Integration compares what I’ve actually been doing against the written conventions. “You’ve started keeping a per-project log, but the manual never mentions project logs — want to write that down so it’s consistent?”
Reality-check verifies a few memory entries against the current state. “Memory says your accountant is one firm, but a note from last week says you switched — one of these is wrong.”
Recombination deliberately collides two unrelated projects to see what falls out. “Your trip booking locks the date with a deposit, but your home project has no such mechanism and keeps slipping — so borrow the trick.”

A few constraints keep it from going feral. Dreams don’t read other dreams, so there’s no echo chamber of the same idea amplifying night after night. Each one is time-boxed. And the inputs are sampled at random, because the novelty comes from unexpected juxtapositions rather than me pointing it at the “interesting” files.
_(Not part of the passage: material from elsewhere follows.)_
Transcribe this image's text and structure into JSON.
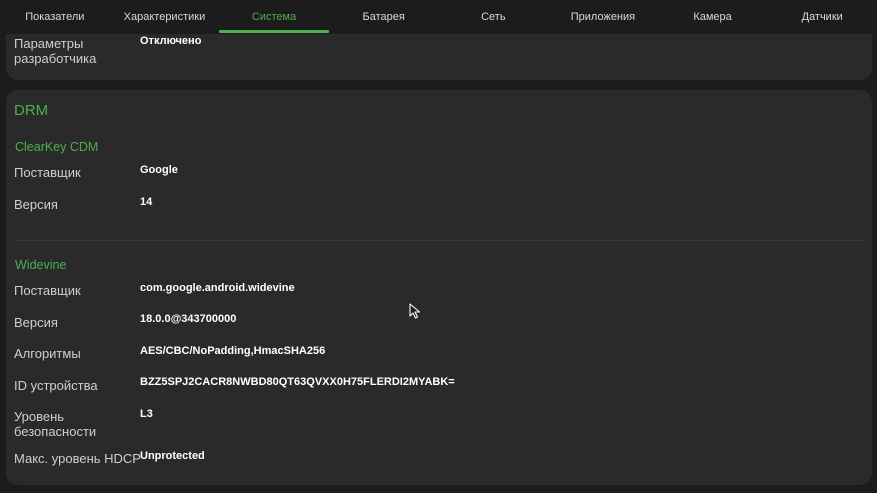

The effect is a cheap nightly audit of all the soft layers no test suite ever covers — the conventions, the memory, the prose. It is not all gold; some nights it surfaces noise. I recently reviewed a few weeks of output and made two changes. First, I tuned it to favour the types that earn their keep. Second, I gave it a way to turn a real finding into a tracked to-do, rather than a report nobody re-reads. But more than once it has caught a convention that had quietly drifted, or a fact that had gone stale, and fixed it before I noticed.

Wrapping up

The whole system is almost no code: markdown, a few Python helpers, a handful of skills, and some routines. No single piece makes it work. The repo is legible to me and the agent at once; git gives me sync, history, and a way to undo.

And, exactly as Karpathy says about the wiki, it has gotten more useful over time: the more it holds, the more useful it is to reason over.

If you’d like to set this up yourself, show this post to your agent. It’ll figure it out.